At the beginning of September, Indonesia's rupiah was trading at near its weakest levels in 20 years, losing around 9% of its value this year.

"They should be taking advantage of cheap rates to restructure their economy and making themselves more responsible, but that is not what happened," said Fisher.

Meanwhile, the U.S. Federal Reserve voted in June to raise the target for its benchmark interest rates by 0.25%, citing solid economic expansion and job gains. A majority of Fed officials also forecast two more rate hikes this year while emerging markets struggle with higher U.S. interest rates.

The former CEO pronounced that emerging markets "will have no impact on determining the direction of monetary policy of the U.S., unless they are perceived as presenting a systemic risk to us and the rest of the world."

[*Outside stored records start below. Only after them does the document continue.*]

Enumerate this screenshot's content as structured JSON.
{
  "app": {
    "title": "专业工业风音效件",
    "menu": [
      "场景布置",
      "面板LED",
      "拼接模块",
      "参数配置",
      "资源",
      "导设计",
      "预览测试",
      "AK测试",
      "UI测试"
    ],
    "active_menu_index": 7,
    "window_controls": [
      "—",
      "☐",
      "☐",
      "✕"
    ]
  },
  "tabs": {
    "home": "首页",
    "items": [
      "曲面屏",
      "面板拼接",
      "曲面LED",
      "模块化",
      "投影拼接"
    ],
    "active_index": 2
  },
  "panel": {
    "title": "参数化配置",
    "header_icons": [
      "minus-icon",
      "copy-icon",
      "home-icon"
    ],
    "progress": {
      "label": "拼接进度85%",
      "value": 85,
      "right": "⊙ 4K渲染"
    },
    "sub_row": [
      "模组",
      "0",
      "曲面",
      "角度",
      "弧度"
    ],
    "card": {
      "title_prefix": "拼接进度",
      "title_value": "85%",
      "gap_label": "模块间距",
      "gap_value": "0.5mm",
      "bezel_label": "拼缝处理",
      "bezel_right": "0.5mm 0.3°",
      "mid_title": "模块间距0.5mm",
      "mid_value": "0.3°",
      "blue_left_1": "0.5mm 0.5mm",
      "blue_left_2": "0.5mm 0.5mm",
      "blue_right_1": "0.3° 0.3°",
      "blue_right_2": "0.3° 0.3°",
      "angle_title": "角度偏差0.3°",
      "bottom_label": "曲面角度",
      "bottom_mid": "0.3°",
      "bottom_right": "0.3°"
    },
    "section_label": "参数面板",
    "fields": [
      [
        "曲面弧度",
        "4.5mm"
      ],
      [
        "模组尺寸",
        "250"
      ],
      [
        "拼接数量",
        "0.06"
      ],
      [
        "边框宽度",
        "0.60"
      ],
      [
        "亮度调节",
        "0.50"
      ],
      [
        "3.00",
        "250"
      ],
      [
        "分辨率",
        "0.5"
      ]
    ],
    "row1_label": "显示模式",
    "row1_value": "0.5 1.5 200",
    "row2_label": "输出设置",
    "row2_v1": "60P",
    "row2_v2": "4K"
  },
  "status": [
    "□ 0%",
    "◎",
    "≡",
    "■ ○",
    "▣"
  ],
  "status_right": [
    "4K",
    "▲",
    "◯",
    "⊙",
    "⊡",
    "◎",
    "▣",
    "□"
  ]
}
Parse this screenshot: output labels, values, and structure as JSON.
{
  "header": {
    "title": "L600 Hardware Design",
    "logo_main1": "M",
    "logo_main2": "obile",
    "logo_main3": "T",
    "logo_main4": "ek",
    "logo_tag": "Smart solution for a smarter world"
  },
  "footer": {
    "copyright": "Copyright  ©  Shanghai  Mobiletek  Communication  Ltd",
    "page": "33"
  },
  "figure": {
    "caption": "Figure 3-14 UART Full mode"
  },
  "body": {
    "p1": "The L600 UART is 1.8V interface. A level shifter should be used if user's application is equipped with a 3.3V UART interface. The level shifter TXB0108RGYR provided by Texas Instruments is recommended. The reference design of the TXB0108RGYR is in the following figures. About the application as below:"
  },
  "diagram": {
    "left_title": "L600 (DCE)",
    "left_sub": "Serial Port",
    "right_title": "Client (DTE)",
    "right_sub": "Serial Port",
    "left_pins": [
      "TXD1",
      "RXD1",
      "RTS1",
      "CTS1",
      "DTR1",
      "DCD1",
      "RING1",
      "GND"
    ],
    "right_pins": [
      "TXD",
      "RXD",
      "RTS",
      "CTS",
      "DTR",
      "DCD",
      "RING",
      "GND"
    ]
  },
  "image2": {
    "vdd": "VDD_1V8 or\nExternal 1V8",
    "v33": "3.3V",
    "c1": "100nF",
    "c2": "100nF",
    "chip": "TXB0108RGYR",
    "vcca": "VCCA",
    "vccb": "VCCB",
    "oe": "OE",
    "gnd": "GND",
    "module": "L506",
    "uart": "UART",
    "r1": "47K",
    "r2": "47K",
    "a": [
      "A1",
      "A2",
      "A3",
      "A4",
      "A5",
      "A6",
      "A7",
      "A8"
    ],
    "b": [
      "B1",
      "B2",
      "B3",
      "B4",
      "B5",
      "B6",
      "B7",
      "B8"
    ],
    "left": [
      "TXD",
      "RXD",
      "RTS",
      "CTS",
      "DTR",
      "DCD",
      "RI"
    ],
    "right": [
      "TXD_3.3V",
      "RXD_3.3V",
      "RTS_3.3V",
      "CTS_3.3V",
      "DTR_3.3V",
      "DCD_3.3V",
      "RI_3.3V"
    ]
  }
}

Fisher, who is currently a senior adviser for Barclays, repeatedly mentioned the robust U.S. economy under the administration of President Donald Trump. Cutting tax rates and de-emphasizing regulation "have given small- to medium-size companies confidence for the future, boosting their investment."

His outlook for the U.S. economy remains bullish, as "we no longer talk about being stuck at 2% growth, now closer to 3 or maybe higher." He expects that the Fed will likely to "continue to raise interest rates even beyond the market expects, because  that allows latitude to cut rates sufficiently when the business cycle begins to downturn."